Gut gemeint war sicher auch die Absicht von Cisco, ein "Partner-Ökosystem" mit einem "technischen Beirat führender Energieversorger" aufzubauen und "Services zur Verbesserung der Sicherheit von Stromnetzen" anzubieten. Umso schmerzlicher muss es für den Konzern gewesen sein, die Anwender eines Systems zur Überwachung von Strom- und Gasverbrauch, Temperatur und anderer Zustände vor möglichen Manipulationen zu warnen. Ein deftiges Eigentor: Anstatt den Status Quo der Sicherheit der Gemeinschaft uneigennützig zu erhöhen, gefährdet der Konzern seine zahlenden Kunden.

Nun scheint Cisco aber kein Einzelfall zu sein. Link auf /tp/r4/inhalt/jj.html hat bereits in seiner letzten Ausgabe über Sicherheitsmängel bei Smartmetern berichtet. Das Handelsblatt setzte jetzt noch einen obendrauf: Unter der Überschrift "Digitale Zähler erleichtern Angriffe auf das Stromnetz" zählt die Wirtschaftszeitung in ihrer Ausgabe am 8. Juni 2010 die Mängel auf: So behauptet ein Manager von ABB, dass sogar Call Center Mitarbeiter Zugriff auf Daten der Leitwarte haben.

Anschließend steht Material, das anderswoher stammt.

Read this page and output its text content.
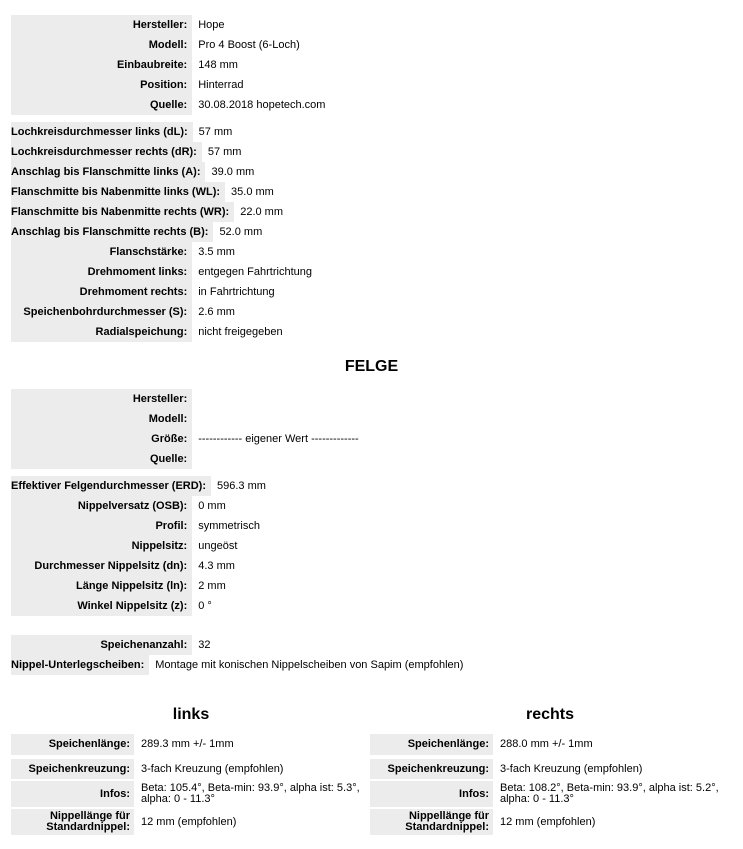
Hersteller:	Hope
Modell:	Pro 4 Boost (6-Loch)
Einbaubreite:	148 mm
Position:	Hinterrad
Quelle:	30.08.2018 hopetech.com
Lochkreisdurchmesser links (dL):	57 mm
Lochkreisdurchmesser rechts (dR):	57 mm
Anschlag bis Flanschmitte links (A):	39.0 mm
Flanschmitte bis Nabenmitte links (WL):	35.0 mm
Flanschmitte bis Nabenmitte rechts (WR):	22.0 mm
Anschlag bis Flanschmitte rechts (B):	52.0 mm
Flanschstärke:	3.5 mm
Drehmoment links:	entgegen Fahrtrichtung
Drehmoment rechts:	in Fahrtrichtung
Speichenbohrdurchmesser (S):	2.6 mm
Radialspeichung:	nicht freigegeben
FELGE
Hersteller:
Modell:
Größe:	------------ eigener Wert -------------
Quelle:
Effektiver Felgendurchmesser (ERD):	596.3 mm
Nippelversatz (OSB):	0 mm
Profil:	symmetrisch
Nippelsitz:	ungeöst
Durchmesser Nippelsitz (dn):	4.3 mm
Länge Nippelsitz (ln):	2 mm
Winkel Nippelsitz (z):	0 °
Speichenanzahl:	32
Nippel-Unterlegscheiben:	Montage mit konischen Nippelscheiben von Sapim (empfohlen)
links
Speichenlänge:	289.3 mm +/- 1mm
Speichenkreuzung:	3-fach Kreuzung (empfohlen)
Infos:	Beta: 105.4°, Beta-min: 93.9°, alpha ist: 5.3°, alpha: 0 - 11.3°
Nippellänge für Standardnippel:	12 mm (empfohlen)
rechts
Speichenlänge:	288.0 mm +/- 1mm
Speichenkreuzung:	3-fach Kreuzung (empfohlen)
Infos:	Beta: 108.2°, Beta-min: 93.9°, alpha ist: 5.2°, alpha: 0 - 11.3°
Nippellänge für Standardnippel:	12 mm (empfohlen)
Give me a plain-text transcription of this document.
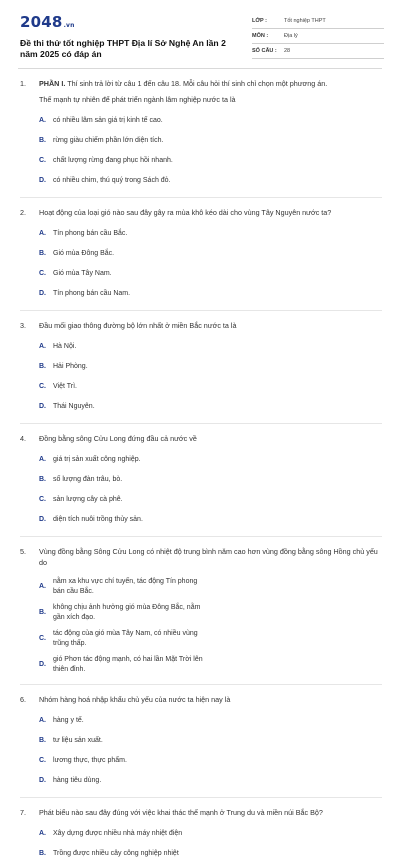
2048.vn
Đề thi thử tốt nghiệp THPT Địa lí Sở Nghệ An lần 2 năm 2025 có đáp án
LỚP :	Tốt nghiệp THPT
MÔN :	Địa lý
SỐ CÂU :	28
1.	PHẦN I. Thí sinh trả lời từ câu 1 đến câu 18. Mỗi câu hỏi thí sinh chỉ chọn một phương án.
Thế mạnh tự nhiên để phát triển ngành lâm nghiệp nước ta là
A.	có nhiều lâm sản giá trị kinh tế cao.
B.	rừng giàu chiếm phần lớn diện tích.
C.	chất lượng rừng đang phục hồi nhanh.
D.	có nhiều chim, thú quý trong Sách đỏ.
2.	Hoạt động của loại gió nào sau đây gây ra mùa khô kéo dài cho vùng Tây Nguyên nước ta?
A.	Tín phong bán cầu Bắc.
B.	Gió mùa Đông Bắc.
C.	Gió mùa Tây Nam.
D.	Tín phong bán cầu Nam.
3.	Đầu mối giao thông đường bộ lớn nhất ở miền Bắc nước ta là
A.	Hà Nội.
B.	Hải Phòng.
C.	Việt Trì.
D.	Thái Nguyên.
4.	Đồng bằng sông Cửu Long đứng đầu cả nước về
A.	giá trị sản xuất công nghiệp.
B.	số lượng đàn trâu, bò.
C.	sản lượng cây cà phê.
D.	diện tích nuôi trồng thủy sản.
5.	Vùng đồng bằng Sông Cửu Long có nhiệt độ trung bình năm cao hơn vùng đồng bằng sông Hồng chủ yếu do
A.
nằm xa khu vực chí tuyến, tác động Tín phong bán cầu Bắc.
B.
không chịu ảnh hưởng gió mùa Đông Bắc, nằm gần xích đạo.
C.
tác động của gió mùa Tây Nam, có nhiều vùng trũng thấp.
D.
gió Phơn tác động mạnh, có hai lần Mặt Trời lên thiên đỉnh.
6.	Nhóm hàng hoá nhập khẩu chủ yếu của nước ta hiện nay là
A.	hàng y tế.
B.	tư liệu sản xuất.
C.	lương thực, thực phẩm.
D.	hàng tiêu dùng.
7.	Phát biểu nào sau đây đúng với việc khai thác thế mạnh ở Trung du và miền núi Bắc Bộ?
A.	Xây dựng được nhiều nhà máy nhiệt điện
B.	Trồng được nhiều cây công nghiệp nhiệt
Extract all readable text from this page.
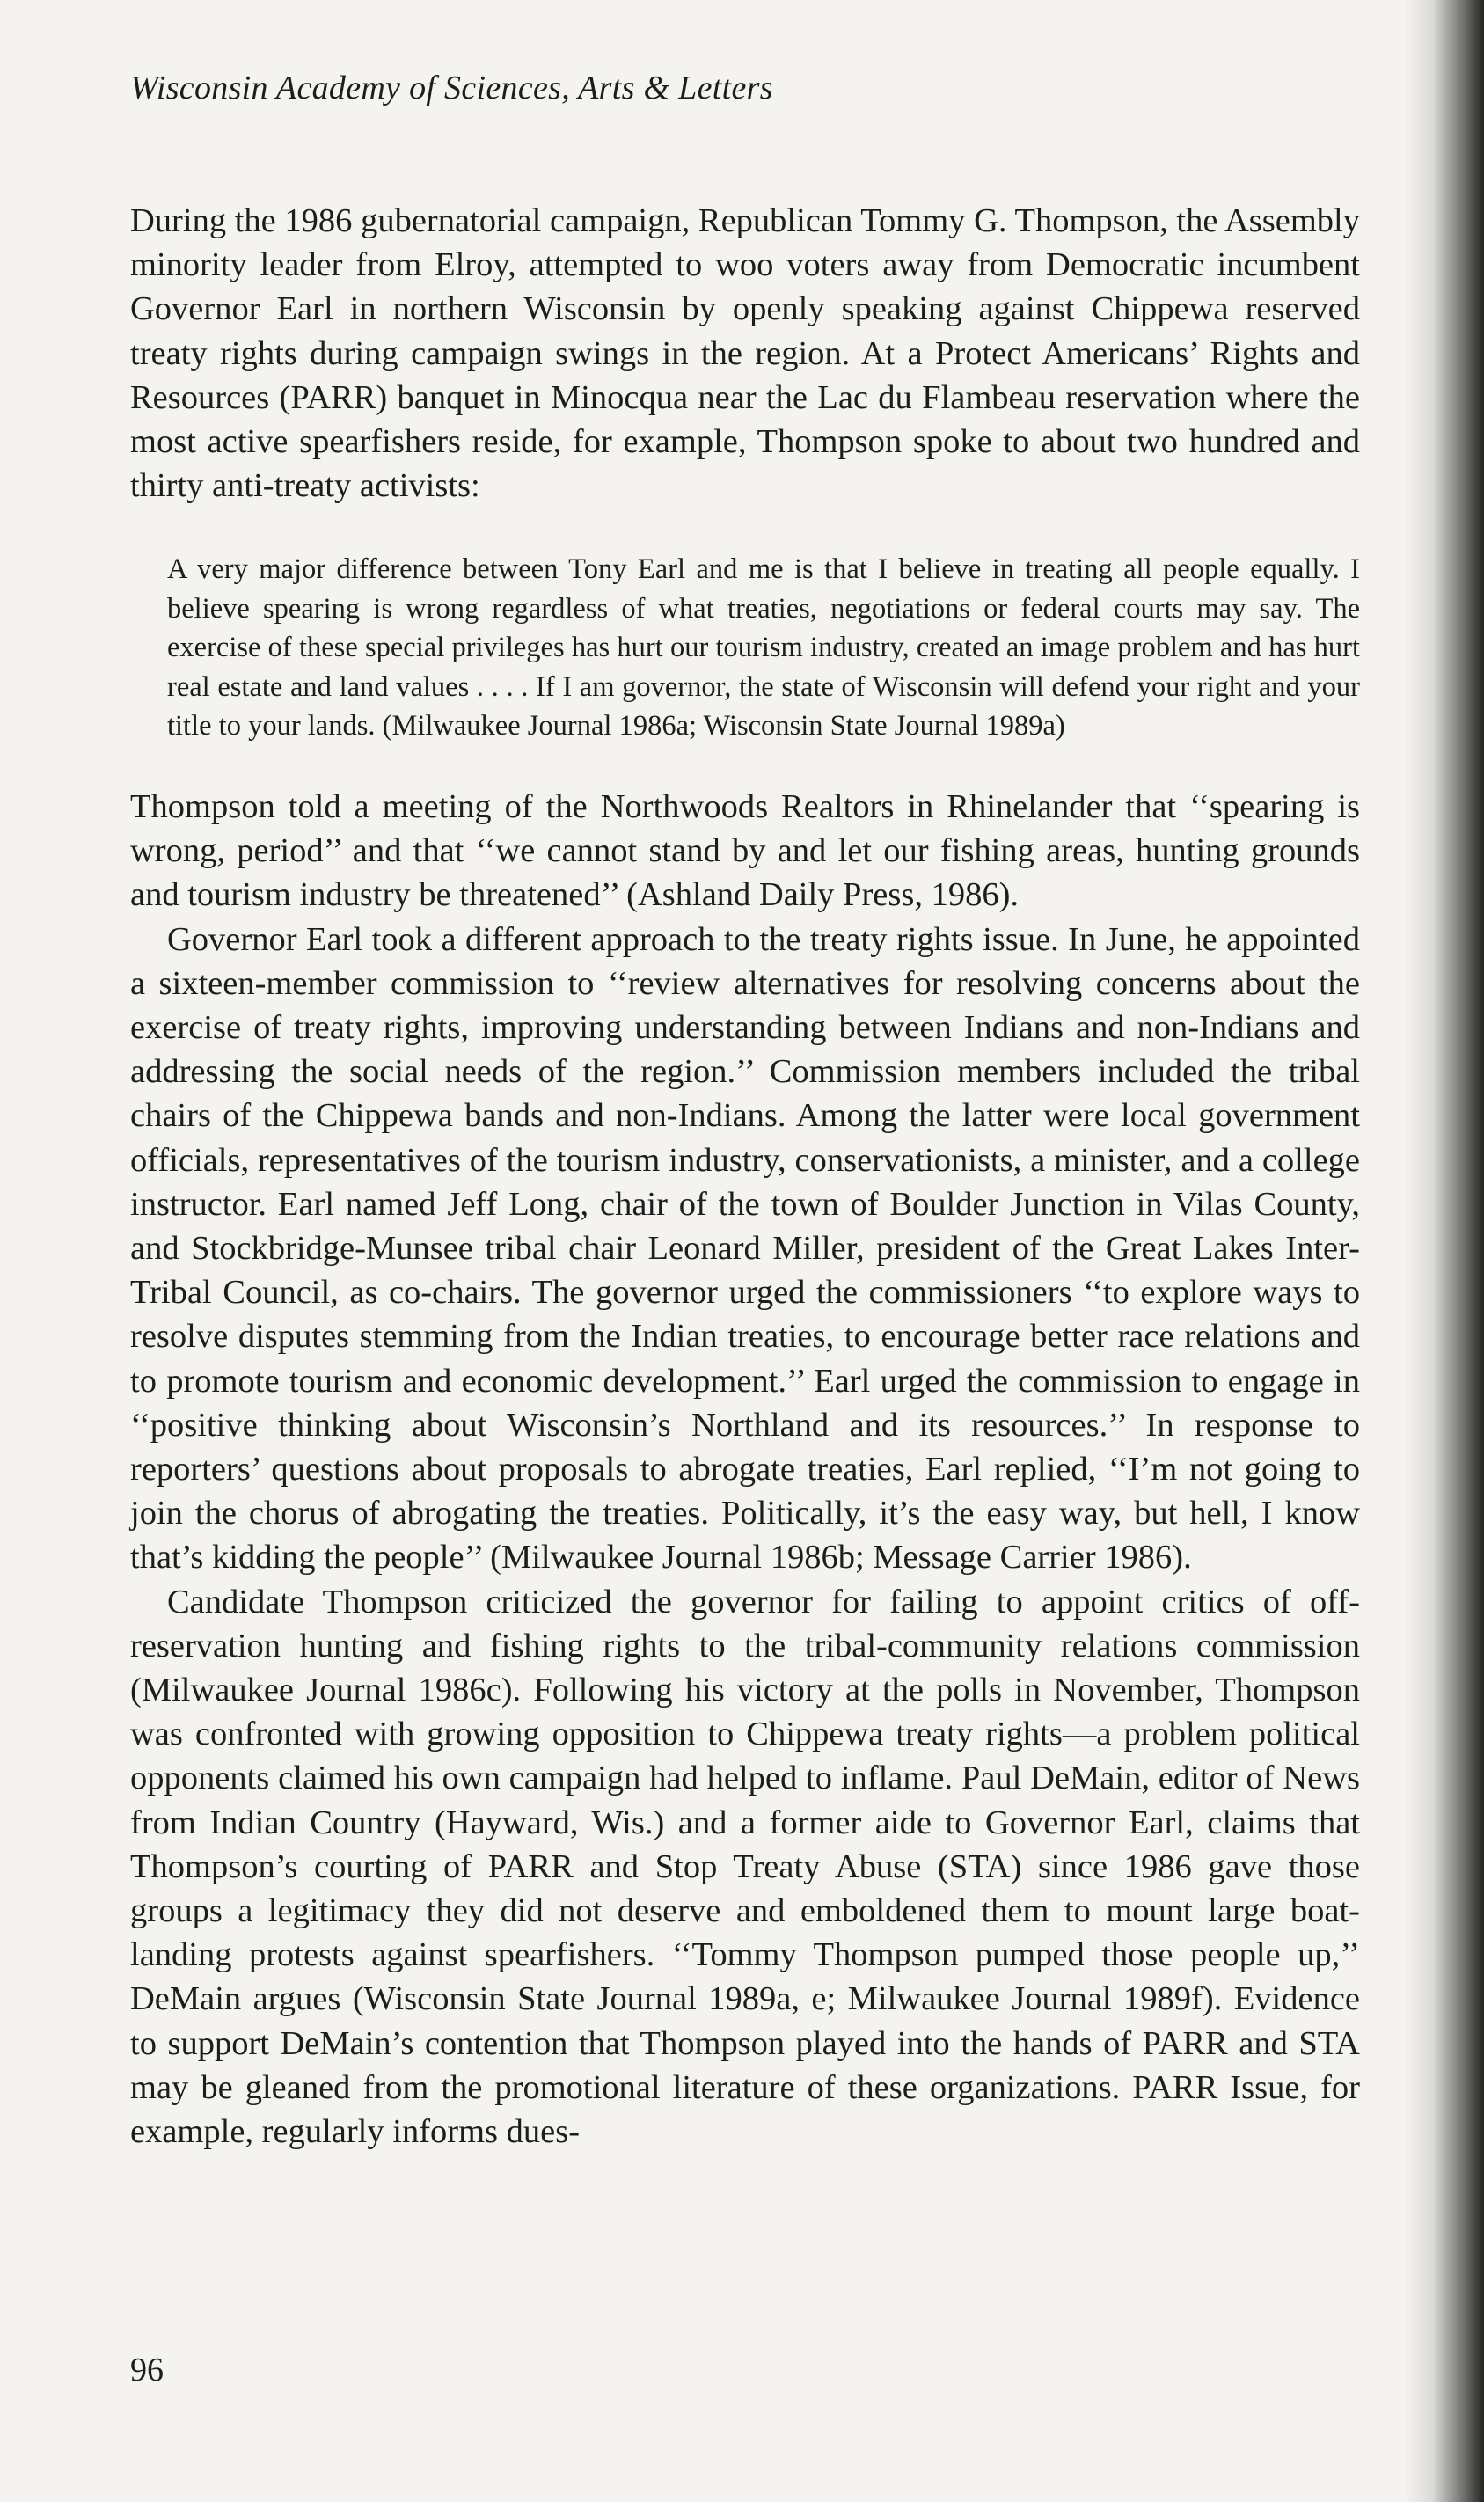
Wisconsin Academy of Sciences, Arts & Letters

During the 1986 gubernatorial campaign, Republican Tommy G. Thompson, the Assembly minority leader from Elroy, attempted to woo voters away from Democratic incumbent Governor Earl in northern Wisconsin by openly speaking against Chippewa reserved treaty rights during campaign swings in the region. At a Protect Americans’ Rights and Resources (PARR) banquet in Minocqua near the Lac du Flambeau reservation where the most active spearfishers reside, for example, Thompson spoke to about two hundred and thirty anti-treaty activists:

A very major difference between Tony Earl and me is that I believe in treating all people equally. I believe spearing is wrong regardless of what treaties, negotiations or federal courts may say. The exercise of these special privileges has hurt our tourism industry, created an image problem and has hurt real estate and land values . . . . If I am governor, the state of Wisconsin will defend your right and your title to your lands. (Milwaukee Journal 1986a; Wisconsin State Journal 1989a)

Thompson told a meeting of the Northwoods Realtors in Rhinelander that ‘‘spearing is wrong, period’’ and that ‘‘we cannot stand by and let our fishing areas, hunting grounds and tourism industry be threatened’’ (Ashland Daily Press, 1986).

Governor Earl took a different approach to the treaty rights issue. In June, he appointed a sixteen-member commission to ‘‘review alternatives for resolving concerns about the exercise of treaty rights, improving understanding between Indians and non-Indians and addressing the social needs of the region.’’ Commission members included the tribal chairs of the Chippewa bands and non-Indians. Among the latter were local government officials, representatives of the tourism industry, conservationists, a minister, and a college instructor. Earl named Jeff Long, chair of the town of Boulder Junction in Vilas County, and Stockbridge-Munsee tribal chair Leonard Miller, president of the Great Lakes Inter-Tribal Council, as co-chairs. The governor urged the commissioners ‘‘to explore ways to resolve disputes stemming from the Indian treaties, to encourage better race relations and to promote tourism and economic development.’’ Earl urged the commission to engage in ‘‘positive thinking about Wisconsin’s Northland and its resources.’’ In response to reporters’ questions about proposals to abrogate treaties, Earl replied, ‘‘I’m not going to join the chorus of abrogating the treaties. Politically, it’s the easy way, but hell, I know that’s kidding the people’’ (Milwaukee Journal 1986b; Message Carrier 1986).

Candidate Thompson criticized the governor for failing to appoint critics of off-reservation hunting and fishing rights to the tribal-community relations commission (Milwaukee Journal 1986c). Following his victory at the polls in November, Thompson was confronted with growing opposition to Chippewa treaty rights—a problem political opponents claimed his own campaign had helped to inflame. Paul DeMain, editor of News from Indian Country (Hayward, Wis.) and a former aide to Governor Earl, claims that Thompson’s courting of PARR and Stop Treaty Abuse (STA) since 1986 gave those groups a legitimacy they did not deserve and emboldened them to mount large boat-landing protests against spearfishers. ‘‘Tommy Thompson pumped those people up,’’ DeMain argues (Wisconsin State Journal 1989a, e; Milwaukee Journal 1989f). Evidence to support DeMain’s contention that Thompson played into the hands of PARR and STA may be gleaned from the promotional literature of these organizations. PARR Issue, for example, regularly informs dues-

96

Die intelligenten Zähler würden die Verbrauchsdaten sekundengenau senden, die "Zahl möglicher Einfallstore für Hacker" werde "explodieren", so meinte jedenfalls ein Cisco-Experte. Die berichten vermutlich aus leidvoller Erfahrung. Joshua Pennell vom Sicherheitsberater IO Active kommt zu dem Schluss: "Angreifer könnten so den Strom in ganzen Stadtteilen lahmlegen." - Ein Alptraum-Szenario.

Leitstand. Bild: Steag. Lizenz: CC-BY-SA-3.0

Mag sein, dass ich ein Weichei bin. Ich bin aber nicht das Einzige! Grady Booch, "Chief Scientist" bei IBM, schlottern ebenfalls die Knie:

Wenn ich an die Zukunft von Software-Security denke, bekomme ich es mit der Angst zu tun, denn wir bringen noch immer viel zu unsichere Systeme auf den Markt.

Den Entwicklern fehle es an Sicherheitsbewusstsein. Ein Chef eines US-Amerikanischen Multikonzerns hat Angst! Es handelt sich nun nicht wirklich um eine Amerikanische Tugend, Angst zu haben. Aber womöglich ist diese Gefühl vor dem Hintergrund der Erfahrungen von BP mit ihrer explodierten Ölbohrplattform durchaus begründet.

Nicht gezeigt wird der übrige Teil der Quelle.